2) Assuming the gameplay web can be at least partially prescriptive, who is responsible for creating the initial gameplay web? Is the GM entirely responsible for all possible decisions, nodes, and endpoints? If the players are involved, how much control should they get?
3) I’m not sure I like tension being graphed vertically. Is this measurement from the GM or player standpoint, how do you define tension, and is this measurement made at the moment the game is being played or afterwards as part of post-game analysis?
4) I think we’ve seen some designers comment already on the “fun thing” that drives a game engine, be it leveling up in D&D, collecting bricks in Catan, or landing on Boardwalk. In order for there to be any tension, however, there’s got to be “unfun” things, and I don’t think we’ve seen much discussion about that. The players obviously don’t like unfun things, but the game would be boring and lack any tension without them.

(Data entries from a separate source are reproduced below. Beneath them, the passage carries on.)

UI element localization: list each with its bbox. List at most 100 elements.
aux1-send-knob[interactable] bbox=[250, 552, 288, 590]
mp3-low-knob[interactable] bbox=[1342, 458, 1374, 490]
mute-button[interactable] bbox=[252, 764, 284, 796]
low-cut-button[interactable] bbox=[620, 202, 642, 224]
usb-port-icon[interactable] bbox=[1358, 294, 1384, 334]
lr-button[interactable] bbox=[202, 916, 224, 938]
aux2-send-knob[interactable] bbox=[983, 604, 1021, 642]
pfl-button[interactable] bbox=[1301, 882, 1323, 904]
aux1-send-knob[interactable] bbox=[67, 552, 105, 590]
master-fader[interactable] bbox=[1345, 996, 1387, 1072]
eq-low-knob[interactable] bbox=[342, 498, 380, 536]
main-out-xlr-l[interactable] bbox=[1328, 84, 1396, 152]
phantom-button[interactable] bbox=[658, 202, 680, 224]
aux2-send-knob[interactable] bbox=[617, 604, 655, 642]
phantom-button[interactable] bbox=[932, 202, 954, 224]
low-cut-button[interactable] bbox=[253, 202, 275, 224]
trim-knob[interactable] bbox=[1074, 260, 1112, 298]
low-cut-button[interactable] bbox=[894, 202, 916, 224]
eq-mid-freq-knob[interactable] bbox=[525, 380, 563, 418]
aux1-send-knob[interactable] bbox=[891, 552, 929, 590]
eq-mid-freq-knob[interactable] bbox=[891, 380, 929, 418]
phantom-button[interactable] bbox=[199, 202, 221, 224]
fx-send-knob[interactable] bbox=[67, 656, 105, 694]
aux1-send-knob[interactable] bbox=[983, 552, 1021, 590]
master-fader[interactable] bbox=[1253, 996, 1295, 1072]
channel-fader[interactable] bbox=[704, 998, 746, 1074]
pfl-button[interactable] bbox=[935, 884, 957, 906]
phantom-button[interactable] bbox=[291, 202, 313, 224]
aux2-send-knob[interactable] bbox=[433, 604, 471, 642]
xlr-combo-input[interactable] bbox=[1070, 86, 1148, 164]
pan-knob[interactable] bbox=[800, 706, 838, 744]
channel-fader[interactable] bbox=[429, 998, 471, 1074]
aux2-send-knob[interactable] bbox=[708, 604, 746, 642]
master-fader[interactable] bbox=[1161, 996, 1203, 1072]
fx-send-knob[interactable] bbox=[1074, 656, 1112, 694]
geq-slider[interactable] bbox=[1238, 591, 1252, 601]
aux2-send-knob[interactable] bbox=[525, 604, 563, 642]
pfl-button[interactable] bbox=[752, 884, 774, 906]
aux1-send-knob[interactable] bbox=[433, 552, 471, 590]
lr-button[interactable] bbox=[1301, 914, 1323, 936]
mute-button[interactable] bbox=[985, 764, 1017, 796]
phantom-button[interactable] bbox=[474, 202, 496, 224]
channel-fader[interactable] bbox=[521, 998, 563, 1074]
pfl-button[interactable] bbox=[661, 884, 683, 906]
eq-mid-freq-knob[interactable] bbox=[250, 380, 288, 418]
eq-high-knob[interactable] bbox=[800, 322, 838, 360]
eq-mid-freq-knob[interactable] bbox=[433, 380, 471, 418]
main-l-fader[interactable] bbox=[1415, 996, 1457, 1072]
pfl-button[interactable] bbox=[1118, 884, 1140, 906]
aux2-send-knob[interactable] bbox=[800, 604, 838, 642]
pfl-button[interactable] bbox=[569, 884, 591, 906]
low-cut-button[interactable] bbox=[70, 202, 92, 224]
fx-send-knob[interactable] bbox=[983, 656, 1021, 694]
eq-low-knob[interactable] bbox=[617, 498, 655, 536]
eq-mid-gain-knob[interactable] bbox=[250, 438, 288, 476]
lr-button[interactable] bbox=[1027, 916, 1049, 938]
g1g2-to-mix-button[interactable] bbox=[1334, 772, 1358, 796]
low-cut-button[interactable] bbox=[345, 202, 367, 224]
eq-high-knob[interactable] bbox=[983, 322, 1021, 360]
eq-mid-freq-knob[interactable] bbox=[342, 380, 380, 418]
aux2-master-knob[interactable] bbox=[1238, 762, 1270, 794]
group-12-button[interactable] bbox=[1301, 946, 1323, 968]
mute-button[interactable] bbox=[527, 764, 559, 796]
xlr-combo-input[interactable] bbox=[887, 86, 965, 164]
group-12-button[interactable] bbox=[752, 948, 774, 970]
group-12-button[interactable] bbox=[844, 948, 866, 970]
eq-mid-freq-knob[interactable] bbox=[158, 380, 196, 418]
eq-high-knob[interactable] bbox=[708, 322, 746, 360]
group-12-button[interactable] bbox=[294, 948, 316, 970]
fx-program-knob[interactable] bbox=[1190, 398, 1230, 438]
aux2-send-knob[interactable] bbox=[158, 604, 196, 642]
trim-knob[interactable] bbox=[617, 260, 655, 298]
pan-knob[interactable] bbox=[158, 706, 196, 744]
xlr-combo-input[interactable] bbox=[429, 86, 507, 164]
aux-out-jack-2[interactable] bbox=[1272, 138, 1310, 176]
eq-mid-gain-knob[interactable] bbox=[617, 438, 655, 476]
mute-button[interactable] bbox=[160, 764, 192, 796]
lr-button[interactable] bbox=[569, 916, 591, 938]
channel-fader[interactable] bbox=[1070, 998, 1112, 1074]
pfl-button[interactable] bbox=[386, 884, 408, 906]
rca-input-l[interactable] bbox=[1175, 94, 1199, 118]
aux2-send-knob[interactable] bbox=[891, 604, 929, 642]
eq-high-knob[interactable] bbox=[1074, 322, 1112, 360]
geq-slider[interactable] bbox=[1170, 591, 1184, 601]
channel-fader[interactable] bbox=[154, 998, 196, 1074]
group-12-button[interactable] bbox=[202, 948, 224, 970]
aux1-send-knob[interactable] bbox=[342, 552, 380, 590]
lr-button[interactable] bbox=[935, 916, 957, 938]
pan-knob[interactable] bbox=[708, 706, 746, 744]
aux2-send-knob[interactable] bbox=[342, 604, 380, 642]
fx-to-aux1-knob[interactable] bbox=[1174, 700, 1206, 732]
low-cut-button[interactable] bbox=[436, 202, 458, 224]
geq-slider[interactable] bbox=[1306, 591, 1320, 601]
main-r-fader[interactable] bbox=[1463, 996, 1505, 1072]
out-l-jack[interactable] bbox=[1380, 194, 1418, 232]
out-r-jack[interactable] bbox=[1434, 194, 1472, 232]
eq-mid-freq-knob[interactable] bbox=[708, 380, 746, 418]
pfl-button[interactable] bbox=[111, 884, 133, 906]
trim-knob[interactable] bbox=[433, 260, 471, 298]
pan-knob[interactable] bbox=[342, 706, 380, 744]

Call of Cthulhu is one of the most successful games at creating tension (gobloads of unfun things), but I often find myself wondering and marveling at how it does so. Robin Law’s recent blog on expectation frames may have hit the nail on the head, though. Does the expectation frame define most of the unfun things and essentially outline the basic structure for failure outcomes?
Here’s something that struck me last night as I was trying to fall asleep: I want a game mechanics to change at different heights of tension. I don’t want to roll the same d20 to hit, with all the same bonuses and penalties, whether I’m fighting Asshat the Lackey or Grimthor the Campaign Boss.
Dogs in the Vineyard takes a giant step in the right direction, but I’m not aware of a game whose mechanics respond to dramatic height in a particularly robust way. I mean, any game with some kind of hero point mechanic does, to some extent. But surely there must be a way to improve that.